Limitations & Future Work

  • The analysis framework is entirely training-free and does not discuss how post-training or pruning fine-tuning can repair softmax amplification—whereas in industry, almost all pruned models undergo SFT/distillation before deployment, so there is still a gap between theory and practice.
  • Taylor first/second-order expansion only holds for "local, single-layer perturbations"; in scenarios with multi-layer joint pruning or severe perturbations in the first/last layers, the gap between theoretical estimates and actual measurements requires more precise boundaries.
  • Experiments are mainly on Qwen-2.5-7B and Mistral-7B dense LLMs, not covering MoE models (activating only part of experts per step), state space models (Mamba), etc.; whether "softmax amplification" remains the main bottleneck in these architectures is unclear.
  • The explanation that answer tokens are "in the distribution tail" for multiple-choice robustness is empirical; no boundary conditions are given for "what prompting/task format would push candidate tokens to the head"—this is actually a hidden assumption in MMLU-style prompt engineering.
  • No algorithmic recommendations are provided for "how to select pruning layers to avoid generation collapse" (though the Discussion mentions takeaways); a layer ranking tool based on \(\mathrm{Var}_r(\Delta z)/(2T^2)\) would be more practical.
  • vs ShortGPT / Attn-Drop / MLP-Drop: These are the pruning methods analyzed in this paper; the paper is not a replacement but a diagnostic tool, providing closed-form explanations for their failure cases.

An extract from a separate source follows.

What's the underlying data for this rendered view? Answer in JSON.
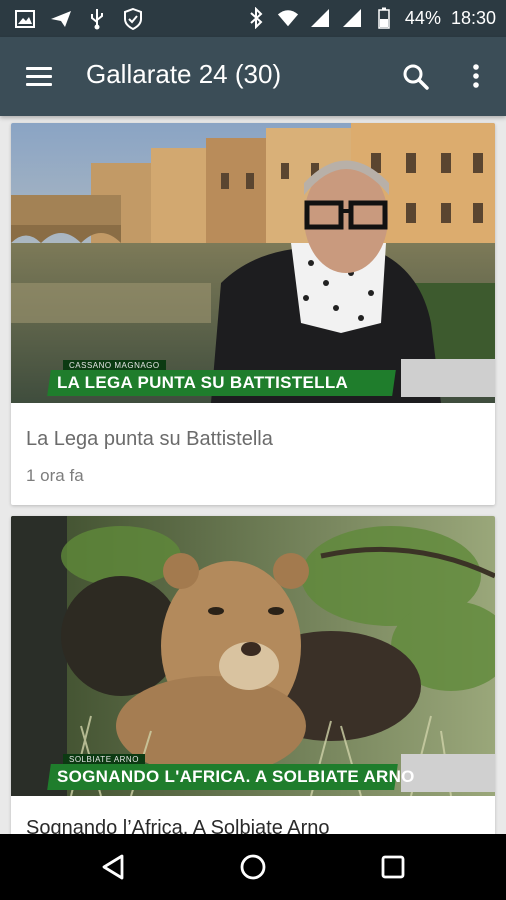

  • vs Wanda / SparseGPT: Also analyzed as representative intra-layer methods. The paper shows that regardless of unstructured / 2:4 / 4:8 patterns, the generation vs. non-generation split holds.

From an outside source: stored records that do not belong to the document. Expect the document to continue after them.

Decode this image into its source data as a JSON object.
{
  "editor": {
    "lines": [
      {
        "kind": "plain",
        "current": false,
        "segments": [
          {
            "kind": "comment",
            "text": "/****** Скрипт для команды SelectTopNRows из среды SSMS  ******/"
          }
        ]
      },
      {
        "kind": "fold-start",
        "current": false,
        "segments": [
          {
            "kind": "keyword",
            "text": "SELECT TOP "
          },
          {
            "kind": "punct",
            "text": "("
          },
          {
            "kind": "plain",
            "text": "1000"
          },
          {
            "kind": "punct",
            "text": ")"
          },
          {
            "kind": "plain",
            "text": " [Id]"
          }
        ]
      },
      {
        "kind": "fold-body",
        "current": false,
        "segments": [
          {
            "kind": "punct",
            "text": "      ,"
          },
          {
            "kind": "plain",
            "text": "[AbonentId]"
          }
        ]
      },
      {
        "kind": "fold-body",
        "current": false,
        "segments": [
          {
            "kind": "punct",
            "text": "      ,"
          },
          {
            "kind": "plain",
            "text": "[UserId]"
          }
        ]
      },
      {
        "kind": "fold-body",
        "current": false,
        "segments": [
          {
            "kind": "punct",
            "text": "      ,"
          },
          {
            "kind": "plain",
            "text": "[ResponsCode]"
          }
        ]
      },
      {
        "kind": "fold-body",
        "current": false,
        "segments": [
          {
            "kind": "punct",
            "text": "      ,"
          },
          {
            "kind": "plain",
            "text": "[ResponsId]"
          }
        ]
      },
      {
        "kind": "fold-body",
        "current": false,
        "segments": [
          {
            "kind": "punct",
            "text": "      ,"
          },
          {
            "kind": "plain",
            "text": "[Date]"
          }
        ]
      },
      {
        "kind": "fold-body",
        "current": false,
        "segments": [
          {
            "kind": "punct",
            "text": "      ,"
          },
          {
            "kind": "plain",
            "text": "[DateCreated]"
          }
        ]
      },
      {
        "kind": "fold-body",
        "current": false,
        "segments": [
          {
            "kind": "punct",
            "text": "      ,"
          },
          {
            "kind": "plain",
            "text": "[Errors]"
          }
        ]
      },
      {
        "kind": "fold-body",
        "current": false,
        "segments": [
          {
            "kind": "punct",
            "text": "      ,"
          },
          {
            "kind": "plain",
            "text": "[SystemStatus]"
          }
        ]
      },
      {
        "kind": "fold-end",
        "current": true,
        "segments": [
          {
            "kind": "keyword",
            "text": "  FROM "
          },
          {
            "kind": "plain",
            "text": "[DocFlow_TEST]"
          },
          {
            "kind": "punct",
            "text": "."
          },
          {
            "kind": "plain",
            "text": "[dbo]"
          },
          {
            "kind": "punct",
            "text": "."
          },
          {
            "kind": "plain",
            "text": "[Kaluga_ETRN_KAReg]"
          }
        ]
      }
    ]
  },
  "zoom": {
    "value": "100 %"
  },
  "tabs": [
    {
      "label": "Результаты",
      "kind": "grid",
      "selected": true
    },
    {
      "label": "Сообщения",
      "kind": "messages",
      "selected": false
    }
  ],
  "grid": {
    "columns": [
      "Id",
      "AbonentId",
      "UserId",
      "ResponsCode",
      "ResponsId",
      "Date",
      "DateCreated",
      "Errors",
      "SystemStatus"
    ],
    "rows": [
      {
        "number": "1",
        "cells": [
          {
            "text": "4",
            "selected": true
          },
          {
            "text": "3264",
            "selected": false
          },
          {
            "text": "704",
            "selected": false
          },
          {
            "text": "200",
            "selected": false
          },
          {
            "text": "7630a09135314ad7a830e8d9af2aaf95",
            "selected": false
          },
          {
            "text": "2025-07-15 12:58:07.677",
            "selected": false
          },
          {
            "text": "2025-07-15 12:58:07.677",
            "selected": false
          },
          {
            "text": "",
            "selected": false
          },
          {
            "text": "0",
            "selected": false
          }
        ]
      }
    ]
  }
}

  • vs Gromov et al. 2024 "Unreasonable Ineffectiveness of Deeper Layers": That work observed that pruning deeper layers has little effect; this paper upgrades the explanation to "why the effect depends on which representation space and time dimension the task uses."
  • Insights: This "controlled probe + Taylor expansion + task decomposition" analysis paradigm can be extended to other compression techniques (quantization, distillation, early exit); it also suggests that when designing LLM deployment pipelines, temperature, sampling length, and task output space should be considered as co-variables for pruning feasibility, not just weight sparsity.

Rating

  • Novelty: ⭐⭐⭐⭐ Does not propose a new algorithm, but for the first time explains "task dependence of pruning" using a unified three-space representation + Taylor expansion framework—a high-quality contribution among analytical works.
  • Experimental Thoroughness: ⭐⭐⭐⭐ Covers intra-/inter-layer pruning, multiple LLMs, embedding/multiple-choice/generation tasks, and theory vs. empirical comparison; lacks MoE / post-fine-tuning scenarios.
  • Writing Quality: ⭐⭐⭐⭐⭐ Interleaves formulas and experiments, with Figs. 4-8 mapping each theoretical point to a figure, making for a very reader-friendly experience.
  • Value: ⭐⭐⭐⭐ Directly guides practical deployment (which tasks can be pruned, which temperatures are sensitive, why to be cautious with generation), but lacks a practical tool for pruning layer selection.